There’s always at least a couple of films in an actor’s resume which makes them grimace whenever they’re brought up. For the immensely talented Hollywood A-lister Josh Brolin that film is this 1986 skating extravaganza.
On a number of occasions over the years, the actor has dismissed his performance in the film. His first lead role a year after making his screen debut on that quest to find One-Eyed Willie’s treasure in The Goonies, it’s fair to say Brolin lacked that now commanding screen presence of his as a relative newbie in the industry. The film itself however is an utter blast.
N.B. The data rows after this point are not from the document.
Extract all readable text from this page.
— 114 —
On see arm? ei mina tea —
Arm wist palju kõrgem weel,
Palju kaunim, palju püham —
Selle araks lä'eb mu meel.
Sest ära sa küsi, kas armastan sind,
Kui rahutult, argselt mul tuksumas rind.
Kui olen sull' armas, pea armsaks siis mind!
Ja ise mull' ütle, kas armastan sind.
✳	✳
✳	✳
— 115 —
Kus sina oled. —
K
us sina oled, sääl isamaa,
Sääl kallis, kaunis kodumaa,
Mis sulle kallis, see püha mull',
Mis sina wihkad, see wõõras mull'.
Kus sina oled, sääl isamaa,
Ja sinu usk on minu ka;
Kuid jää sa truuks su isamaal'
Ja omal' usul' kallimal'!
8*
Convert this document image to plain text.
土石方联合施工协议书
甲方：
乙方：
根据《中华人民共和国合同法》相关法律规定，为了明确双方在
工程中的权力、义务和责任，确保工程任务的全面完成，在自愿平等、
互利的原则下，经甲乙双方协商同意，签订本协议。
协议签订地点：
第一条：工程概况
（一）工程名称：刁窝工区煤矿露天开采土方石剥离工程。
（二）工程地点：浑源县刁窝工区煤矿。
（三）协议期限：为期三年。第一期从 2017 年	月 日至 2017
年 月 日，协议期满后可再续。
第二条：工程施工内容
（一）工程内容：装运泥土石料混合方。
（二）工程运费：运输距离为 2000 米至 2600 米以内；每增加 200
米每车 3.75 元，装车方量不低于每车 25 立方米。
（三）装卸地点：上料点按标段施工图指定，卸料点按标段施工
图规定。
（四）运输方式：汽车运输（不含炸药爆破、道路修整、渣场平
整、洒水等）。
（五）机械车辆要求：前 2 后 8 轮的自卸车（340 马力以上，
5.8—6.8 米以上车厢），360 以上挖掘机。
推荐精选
Ostensibly a Romeo and Juliet-type tale of two warring ‘tribes’ of skaters played out against the backdrop of a neon-heavy eighties Los Angeles setting – populated with an overabundance of pink bikinis and garish-looking beetle convertibles – Thrashin’ is a joy from start to finish.
Brolin plays Corey Webster, a talented and popular skater from the Valley who falls for a girl who happens to be the sister of Hook, fearsome leader of the notorious Venice Beach-based, denim and leather-clad skate gang, The Daggers (aesthetic-wise, think teenage version of The Rogues from the 1979 cult classic The Warriors). This emotional tug of war accumulates in a gripping and atmospheric ‘skate joust’ between Corey and Hook, as they go man-to-man in a dark, flare-lit concrete battle ground – a place where half the film’s budget appears to have been blown on hiring smoke machines. The denouement is in the form of a seven-minute downhill skating race, where the now injured Corey has to make that final stand and win back the girl he loves.
Like Breakin’ – aka Breakdance: The Movie – Thrashin’ is a film very much of it’s time, cashing in on the latest craze of that era. And similarly to that 1984 breakdancing-themed comedy drama, the film’s plot is secondary to the real star of the show – the impressively staged and imaginatively shot skateboarding sequences, some of which feature a barely-in-his-teens future skate icon Tony Hawk pulling off a multitude of gravity-defying moves. Hook (played by Weird Science’s Robert Rusler) even offers the ultimate insult to group of street body-poppers when he proclaims that “breakin’ is a memory”. It’s hard to disagree with him. Kids in the US must have lapped this film up when it was first released, doing for skateboard sales what Top Gun would later do for Ray-Bans. The filmmakers also display a canny knack of having their fingers on the pop culture pulse of that period by hiring an extremely young-looking Red Hot Chili Peppers to perform in a nightclub scene.
It’s films like Thrashin’ – and not forgetting the 1989 Christian Slater skater epic Gleaming the Cube – and documentaries such as Dogtown and Z-Boys which have provided an fascinating insight into the birth and development of this once niche sporting hobby, which now has a significant place in modern culture. Brolin has zero to be ashamed of.